Non è il buonismo che va insegnato a scuola, ma un impegno costante nella relazione educativa e nelle discipline studiate per la comprensione di quanto ogni apprendimento possa contribuire alla costruzione della pace. Sono quindi necessari nuovi programmi educativi e scolastici che orientino in questa direzione, capaci di diffondere i valori di coesistenza pacifica, il rispetto e la pratica per i diritti umani, la cura e la conservazione dell’ambiente e delle tante forme di diversità a cui questo dà vita.
3.D. Che importanza dà alla memoria per porre un freno alla violenza, che sembra dilagare nella nostra società?
3.R. La memoria è una delle meravigliose competenze della mente umana. È un’attività molto complessa che si alimenta di conoscenze, esperienze, sentimenti, emozioni, ma anche stimoli, esercizi, riflessioni e meditazioni. Il suo esserci a livello cosciente e consapevole è regolamentato dalla possibilità di rimozione, ma non di cancellazione. L’essere umano, come ogni essere vivente, per quanto le scienze ci aiutino a comprenderne la natura e il funzionamento, rimane sempre un essere unico, irripetibili e imperscrutabile. In questa meravigliosa esperienza che è la vita, la memoria rappresenta un pilastro fondamentale per la costruzione dell’identità e per la conoscenza dei valori che ci fanno da guida della nostra vita.
Ma la memoria elabora ciò che l’educazione e la cultura di appartenenza gli offrono, ciò di cui viene fatta esperienza e i sentimenti che vengono vissuti.

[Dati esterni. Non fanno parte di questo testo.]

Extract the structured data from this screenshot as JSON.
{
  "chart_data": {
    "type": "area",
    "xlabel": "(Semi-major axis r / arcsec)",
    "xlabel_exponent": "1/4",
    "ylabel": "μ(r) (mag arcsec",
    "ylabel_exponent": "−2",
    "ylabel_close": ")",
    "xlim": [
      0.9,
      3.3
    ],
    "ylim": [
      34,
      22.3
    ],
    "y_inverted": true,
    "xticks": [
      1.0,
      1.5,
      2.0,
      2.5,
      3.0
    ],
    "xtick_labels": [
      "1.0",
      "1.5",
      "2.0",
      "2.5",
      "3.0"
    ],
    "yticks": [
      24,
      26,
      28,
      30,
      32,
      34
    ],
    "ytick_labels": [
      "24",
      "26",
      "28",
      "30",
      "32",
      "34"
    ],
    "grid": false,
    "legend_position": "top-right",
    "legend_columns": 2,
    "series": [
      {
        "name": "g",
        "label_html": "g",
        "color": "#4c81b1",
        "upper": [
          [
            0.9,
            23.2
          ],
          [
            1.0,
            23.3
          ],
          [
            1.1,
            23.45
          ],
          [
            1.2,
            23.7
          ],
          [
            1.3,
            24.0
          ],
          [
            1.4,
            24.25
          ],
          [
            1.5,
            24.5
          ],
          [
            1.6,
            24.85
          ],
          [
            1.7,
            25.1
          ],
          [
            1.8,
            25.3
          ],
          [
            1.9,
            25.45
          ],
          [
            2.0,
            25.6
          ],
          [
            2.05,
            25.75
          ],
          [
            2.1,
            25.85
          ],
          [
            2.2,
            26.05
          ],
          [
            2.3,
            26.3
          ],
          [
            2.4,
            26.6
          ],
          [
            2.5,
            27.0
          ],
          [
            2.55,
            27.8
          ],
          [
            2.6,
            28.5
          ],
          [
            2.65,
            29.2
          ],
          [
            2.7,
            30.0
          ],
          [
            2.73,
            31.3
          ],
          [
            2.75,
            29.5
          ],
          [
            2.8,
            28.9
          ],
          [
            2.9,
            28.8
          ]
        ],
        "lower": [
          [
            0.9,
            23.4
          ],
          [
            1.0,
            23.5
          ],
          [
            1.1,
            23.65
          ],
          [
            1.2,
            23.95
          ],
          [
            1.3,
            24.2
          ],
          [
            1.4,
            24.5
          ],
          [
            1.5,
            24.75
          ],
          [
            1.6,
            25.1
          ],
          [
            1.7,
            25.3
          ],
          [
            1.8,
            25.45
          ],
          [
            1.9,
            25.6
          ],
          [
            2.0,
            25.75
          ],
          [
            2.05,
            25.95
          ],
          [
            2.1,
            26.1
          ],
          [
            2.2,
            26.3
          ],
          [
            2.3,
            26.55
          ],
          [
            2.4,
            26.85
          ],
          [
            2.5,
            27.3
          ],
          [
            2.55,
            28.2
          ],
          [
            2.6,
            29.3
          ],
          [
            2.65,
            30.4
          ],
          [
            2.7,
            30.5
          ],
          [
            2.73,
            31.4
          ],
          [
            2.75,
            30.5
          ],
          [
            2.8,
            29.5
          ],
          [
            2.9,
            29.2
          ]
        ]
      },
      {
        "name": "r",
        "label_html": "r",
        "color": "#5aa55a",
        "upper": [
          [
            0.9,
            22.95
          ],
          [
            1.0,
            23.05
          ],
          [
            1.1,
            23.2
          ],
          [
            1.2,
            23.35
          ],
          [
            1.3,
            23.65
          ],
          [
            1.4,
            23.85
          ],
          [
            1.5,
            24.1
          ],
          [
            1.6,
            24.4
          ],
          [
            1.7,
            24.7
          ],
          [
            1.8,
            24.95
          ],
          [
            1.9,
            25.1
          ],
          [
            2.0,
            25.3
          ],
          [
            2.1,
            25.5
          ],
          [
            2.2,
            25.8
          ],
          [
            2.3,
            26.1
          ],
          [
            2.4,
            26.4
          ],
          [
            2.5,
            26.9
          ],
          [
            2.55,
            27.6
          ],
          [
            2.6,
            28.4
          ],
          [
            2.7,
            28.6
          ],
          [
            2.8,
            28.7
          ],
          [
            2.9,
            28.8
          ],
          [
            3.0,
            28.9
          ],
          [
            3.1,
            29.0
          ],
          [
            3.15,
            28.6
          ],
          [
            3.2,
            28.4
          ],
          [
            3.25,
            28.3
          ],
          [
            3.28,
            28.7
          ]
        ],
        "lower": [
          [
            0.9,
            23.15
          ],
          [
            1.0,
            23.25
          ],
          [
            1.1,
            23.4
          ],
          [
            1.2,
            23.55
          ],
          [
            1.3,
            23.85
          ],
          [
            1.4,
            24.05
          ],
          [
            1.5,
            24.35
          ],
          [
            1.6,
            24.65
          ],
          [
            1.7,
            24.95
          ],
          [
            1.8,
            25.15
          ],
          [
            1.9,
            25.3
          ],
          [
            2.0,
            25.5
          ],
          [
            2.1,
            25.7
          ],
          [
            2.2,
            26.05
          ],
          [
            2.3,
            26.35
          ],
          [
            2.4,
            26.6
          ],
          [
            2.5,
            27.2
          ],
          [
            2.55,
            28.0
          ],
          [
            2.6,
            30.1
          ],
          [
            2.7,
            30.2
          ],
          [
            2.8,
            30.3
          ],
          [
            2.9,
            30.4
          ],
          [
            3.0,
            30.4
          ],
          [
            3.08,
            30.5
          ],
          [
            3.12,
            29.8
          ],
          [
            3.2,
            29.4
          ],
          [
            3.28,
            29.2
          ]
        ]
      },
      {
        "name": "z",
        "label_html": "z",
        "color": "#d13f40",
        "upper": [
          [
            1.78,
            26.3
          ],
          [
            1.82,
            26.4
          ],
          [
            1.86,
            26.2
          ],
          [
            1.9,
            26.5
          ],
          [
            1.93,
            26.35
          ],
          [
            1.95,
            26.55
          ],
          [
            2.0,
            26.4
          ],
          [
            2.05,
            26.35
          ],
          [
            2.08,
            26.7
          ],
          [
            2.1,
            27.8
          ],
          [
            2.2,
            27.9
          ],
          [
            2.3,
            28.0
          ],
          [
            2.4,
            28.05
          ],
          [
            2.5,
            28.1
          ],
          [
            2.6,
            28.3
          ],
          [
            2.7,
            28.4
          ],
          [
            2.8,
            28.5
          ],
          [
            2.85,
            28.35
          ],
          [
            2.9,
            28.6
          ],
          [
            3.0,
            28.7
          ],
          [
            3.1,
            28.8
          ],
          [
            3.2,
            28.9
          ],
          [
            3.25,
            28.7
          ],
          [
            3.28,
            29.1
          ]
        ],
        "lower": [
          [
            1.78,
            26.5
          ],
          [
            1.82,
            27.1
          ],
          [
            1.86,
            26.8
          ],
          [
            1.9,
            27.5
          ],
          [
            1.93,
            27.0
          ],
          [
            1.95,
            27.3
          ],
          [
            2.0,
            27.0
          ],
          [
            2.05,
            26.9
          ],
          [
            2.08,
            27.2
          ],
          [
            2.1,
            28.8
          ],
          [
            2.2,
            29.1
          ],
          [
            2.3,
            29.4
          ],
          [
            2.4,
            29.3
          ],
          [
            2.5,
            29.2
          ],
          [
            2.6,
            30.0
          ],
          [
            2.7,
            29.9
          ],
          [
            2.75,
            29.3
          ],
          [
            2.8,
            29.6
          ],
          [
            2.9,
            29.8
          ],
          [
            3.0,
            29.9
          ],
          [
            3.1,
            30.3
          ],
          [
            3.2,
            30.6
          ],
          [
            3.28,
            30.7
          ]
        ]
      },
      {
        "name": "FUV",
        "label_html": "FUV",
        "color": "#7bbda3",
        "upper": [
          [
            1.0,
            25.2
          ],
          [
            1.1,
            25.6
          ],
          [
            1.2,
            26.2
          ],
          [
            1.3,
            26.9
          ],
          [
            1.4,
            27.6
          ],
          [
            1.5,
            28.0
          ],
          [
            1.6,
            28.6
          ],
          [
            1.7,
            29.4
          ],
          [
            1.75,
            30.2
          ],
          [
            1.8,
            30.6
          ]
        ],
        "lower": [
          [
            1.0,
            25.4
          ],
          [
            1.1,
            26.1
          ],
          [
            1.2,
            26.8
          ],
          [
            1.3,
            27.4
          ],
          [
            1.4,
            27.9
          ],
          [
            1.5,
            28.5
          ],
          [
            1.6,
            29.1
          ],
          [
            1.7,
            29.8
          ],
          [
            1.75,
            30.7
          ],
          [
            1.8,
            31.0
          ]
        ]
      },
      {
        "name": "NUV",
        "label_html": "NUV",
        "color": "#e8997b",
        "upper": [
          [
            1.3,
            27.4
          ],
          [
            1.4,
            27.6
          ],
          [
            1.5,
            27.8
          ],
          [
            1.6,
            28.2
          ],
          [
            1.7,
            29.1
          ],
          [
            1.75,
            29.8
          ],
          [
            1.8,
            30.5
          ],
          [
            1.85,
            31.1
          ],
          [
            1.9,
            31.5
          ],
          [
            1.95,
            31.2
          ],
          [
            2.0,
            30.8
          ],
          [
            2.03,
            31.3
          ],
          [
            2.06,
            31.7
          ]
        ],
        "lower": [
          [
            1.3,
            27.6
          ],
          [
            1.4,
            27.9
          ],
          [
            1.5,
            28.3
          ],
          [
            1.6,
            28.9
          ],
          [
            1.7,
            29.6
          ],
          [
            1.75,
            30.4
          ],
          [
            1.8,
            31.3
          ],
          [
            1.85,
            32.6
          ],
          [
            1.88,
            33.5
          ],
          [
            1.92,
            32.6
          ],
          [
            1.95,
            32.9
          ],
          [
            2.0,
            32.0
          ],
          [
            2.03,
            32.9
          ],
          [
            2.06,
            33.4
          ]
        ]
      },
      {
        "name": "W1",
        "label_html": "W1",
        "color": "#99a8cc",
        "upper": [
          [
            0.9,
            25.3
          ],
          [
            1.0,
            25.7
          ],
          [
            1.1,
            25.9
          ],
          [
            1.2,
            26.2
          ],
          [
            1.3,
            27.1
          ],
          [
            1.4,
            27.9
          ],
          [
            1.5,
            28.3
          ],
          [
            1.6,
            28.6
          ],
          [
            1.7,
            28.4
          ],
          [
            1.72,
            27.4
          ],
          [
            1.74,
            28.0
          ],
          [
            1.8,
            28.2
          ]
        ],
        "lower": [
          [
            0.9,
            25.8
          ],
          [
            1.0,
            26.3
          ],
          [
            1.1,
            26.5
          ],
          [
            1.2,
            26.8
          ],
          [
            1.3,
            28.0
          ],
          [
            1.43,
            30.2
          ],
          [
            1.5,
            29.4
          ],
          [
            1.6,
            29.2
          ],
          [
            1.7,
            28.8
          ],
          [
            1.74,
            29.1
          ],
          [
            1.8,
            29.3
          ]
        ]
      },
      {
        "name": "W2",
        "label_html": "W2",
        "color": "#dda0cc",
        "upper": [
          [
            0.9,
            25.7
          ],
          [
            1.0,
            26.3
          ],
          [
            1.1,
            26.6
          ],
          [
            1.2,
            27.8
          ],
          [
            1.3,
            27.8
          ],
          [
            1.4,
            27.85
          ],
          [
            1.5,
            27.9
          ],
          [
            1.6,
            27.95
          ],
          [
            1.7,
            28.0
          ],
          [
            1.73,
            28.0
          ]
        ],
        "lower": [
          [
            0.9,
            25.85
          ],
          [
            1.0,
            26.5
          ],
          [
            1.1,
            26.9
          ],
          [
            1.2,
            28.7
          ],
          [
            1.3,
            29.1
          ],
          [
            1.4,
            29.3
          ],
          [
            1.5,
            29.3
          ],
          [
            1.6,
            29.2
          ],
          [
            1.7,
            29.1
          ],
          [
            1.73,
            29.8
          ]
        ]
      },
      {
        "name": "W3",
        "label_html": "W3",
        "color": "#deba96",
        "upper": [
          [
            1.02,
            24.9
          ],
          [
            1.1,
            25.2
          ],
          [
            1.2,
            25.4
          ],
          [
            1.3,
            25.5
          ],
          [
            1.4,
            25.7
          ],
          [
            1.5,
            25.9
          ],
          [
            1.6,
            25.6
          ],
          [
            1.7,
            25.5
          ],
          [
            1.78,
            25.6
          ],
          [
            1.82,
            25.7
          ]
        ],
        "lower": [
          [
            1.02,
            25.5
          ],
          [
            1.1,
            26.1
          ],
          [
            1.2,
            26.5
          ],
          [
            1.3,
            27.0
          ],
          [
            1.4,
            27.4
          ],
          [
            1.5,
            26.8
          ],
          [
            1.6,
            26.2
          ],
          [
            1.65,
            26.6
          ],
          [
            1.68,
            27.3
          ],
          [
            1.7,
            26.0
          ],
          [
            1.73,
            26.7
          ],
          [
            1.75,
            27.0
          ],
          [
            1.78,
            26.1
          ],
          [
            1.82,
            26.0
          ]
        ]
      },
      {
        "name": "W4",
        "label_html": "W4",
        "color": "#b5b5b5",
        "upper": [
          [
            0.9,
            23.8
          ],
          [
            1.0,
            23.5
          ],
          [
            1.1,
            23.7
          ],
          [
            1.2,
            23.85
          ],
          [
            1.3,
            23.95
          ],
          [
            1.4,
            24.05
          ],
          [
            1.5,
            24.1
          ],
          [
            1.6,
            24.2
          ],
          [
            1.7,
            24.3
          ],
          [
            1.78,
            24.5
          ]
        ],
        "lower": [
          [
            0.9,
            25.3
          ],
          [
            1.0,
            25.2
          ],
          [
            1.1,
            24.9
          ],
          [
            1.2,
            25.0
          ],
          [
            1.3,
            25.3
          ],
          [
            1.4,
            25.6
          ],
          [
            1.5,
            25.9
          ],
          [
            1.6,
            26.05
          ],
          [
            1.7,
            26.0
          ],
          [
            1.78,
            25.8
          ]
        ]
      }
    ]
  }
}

Pertanto, per interrogarsi sull’importanza della memoria come freno alla violenza, è necessario chiedersi, quali sono le forme di violenza presenti nell’educazione, nella società e nella cultura che hanno alimentato la violenza?
La memoria, quella interessata alla costruzione delle conoscenze e dei saperi, è anche cura della persona. È quella memoria che viene esercitata ogni giorno, approfondita, agita e resa pratica. Tutto questo viene oggi ad essere fortemente indebolito dall’uso della tecnologia che nel facilitare molti dei compiti umani, crea dipendenza, passività, assuefazione e progressiva atrofizzazione delle nostre meravigliose facoltà umane. La memoria è uno strumento fondamentale per l’esercizio della coscienza critica e del libero pensiero. Questi sono due antidoti principali per prevenire e decostruire forme di violenza.
Per quanto riguarda il riferimento alla Memoria della Shoah, ritengo che anche questa debba essere considerata come un’esperienza di costruzione delle conoscenze reali e concrete di ogni essere umano. La Memoria della Shoah non si limita al grande impegno di tramandare, fare conoscere, accompagnare, ma alla sua concreta realizzazione nella esperienza di vita quotidiana personale e comunitaria. Nel rispetto dei diritti umani, nel riconoscimento dei valori che sostengono la vita, nella ricerca delle forme di convivenza pacifica, nella costruzione di competenze in grado di individuare le proprie forme di pregiudizio, intolleranza, dipendenza e passività. La Memoria della Shoah ci insegna a non odiare, ad impegnarsi per questo e a sapere che si può sempre scegliere per la vita. Questa è la vera libertà.
Silvia Guetta Ph.D – Professore Associato di Pedagogia della Pace e Gestione dei Conflitti, Università degli Studi di Firenze.